MERCAN DEDE & SECRET TRIBE
Convinto sostenitore dell’universalità del linguaggio creato dai suoni digitali fusi a quelli umani, il dj e multistrumentista turco Mercan Dede accosta l’elettronica alle tradizioni folkloriche di vari paesi, applicando alla musica il principio mutuato dalla filosofia sufi secondo cui tutto esiste con il suo opposto. Fondato nel ’97, Secret Tribe è un gruppo aperto nel quale trovano posto musicisti e danzatori dervisci di volta in volta diversi.

OFFICINA ZOÈ
L’Officina Zoè nasce nei primi anni Novanta da un’idea di Lamberto Probo, Donatello Pisanello e Cinzia Marzo e diviene subito forza motrice del movimento di riscoperta della pizzica-pizzica.
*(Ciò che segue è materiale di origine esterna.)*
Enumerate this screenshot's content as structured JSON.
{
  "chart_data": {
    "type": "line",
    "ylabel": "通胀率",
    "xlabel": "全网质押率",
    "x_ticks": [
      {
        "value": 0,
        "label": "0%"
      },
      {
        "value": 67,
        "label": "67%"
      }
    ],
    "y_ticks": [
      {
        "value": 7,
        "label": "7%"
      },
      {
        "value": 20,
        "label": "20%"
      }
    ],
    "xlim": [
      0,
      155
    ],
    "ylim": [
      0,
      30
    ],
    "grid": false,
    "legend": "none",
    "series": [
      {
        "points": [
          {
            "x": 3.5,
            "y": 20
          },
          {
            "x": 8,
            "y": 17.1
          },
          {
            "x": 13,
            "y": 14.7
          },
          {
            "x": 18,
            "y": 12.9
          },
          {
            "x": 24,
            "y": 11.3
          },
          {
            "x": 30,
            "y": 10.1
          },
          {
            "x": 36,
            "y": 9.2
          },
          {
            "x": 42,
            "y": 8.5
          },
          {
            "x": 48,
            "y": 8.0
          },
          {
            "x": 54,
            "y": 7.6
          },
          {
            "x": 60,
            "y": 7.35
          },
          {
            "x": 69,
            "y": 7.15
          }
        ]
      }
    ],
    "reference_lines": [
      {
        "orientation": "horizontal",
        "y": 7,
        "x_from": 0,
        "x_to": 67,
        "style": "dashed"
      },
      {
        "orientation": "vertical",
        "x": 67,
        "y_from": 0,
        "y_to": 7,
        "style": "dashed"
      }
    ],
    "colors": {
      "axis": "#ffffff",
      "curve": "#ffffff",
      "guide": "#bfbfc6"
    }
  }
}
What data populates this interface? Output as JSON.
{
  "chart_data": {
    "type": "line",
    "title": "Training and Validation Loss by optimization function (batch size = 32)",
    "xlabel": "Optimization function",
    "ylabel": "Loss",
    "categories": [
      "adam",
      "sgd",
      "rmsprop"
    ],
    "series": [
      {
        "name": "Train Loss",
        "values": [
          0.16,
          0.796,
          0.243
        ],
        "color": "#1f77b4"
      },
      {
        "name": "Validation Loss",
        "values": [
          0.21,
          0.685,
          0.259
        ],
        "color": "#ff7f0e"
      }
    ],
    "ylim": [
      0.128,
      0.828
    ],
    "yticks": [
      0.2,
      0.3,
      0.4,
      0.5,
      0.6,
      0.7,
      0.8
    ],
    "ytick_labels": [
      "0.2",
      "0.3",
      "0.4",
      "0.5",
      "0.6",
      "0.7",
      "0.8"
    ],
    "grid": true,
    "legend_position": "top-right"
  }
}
Oggi ne rappresenta uno dei volti più noti, anche a seguito del successo e dei riconoscimenti ottenuti dalle loro colonne sonore per i film del regista Edoardo Winspeare. L’aspetto più interessante del loro lavoro è, oltre alla riproposizione, il rinnovamento del repertorio attraverso composizioni originali. “Maledetti guai”, del 2010, è il titolo del loro ultimo disco, ancora una volta frutto del connubio tra contemporaneità e richiami della tradizione. Fanno parte del gruppo Cinzia Marzo (voce, flauti, tamburello), Lamberto Probo (tamburello e voce), Donatello Pisanello (organetti diatonici, chitarra e mandola), Giorgio Doveri (violino e mandola), Luigi Panico (chitarra e armonica a bocca) e Silvia Gallone (tamburello e voce).

LA NOTTE INCANTA

All’interno del villaggio I Nitta Taranta, l’area che ospita i prodotti ufficiali del festival, si trova lo stand promosso da Kurumuny, Dilinò e Associazione Novaracne dove ha luogo “La Notte Incanta – rassegna di musica, letteratura e showcase in un salotto di strada”, con attività, presentazioni di libri e  interviste (tutte le sere dalle 20 alle 21.45) e la festa in musica in pieno stile sound system (dall’1.00 alle 2.15).

Il 24 agosto a Martignano, verrà presentato il libro “l ritorno della taranta” di Vincenzo Santoro (Squilibri); dialoga con l’autore il ricercatore Luigi Chiriatti. A seguire, presentazione del libro con cd “Sulu” di Dario Muci (Kurumuny – Anima Mundi).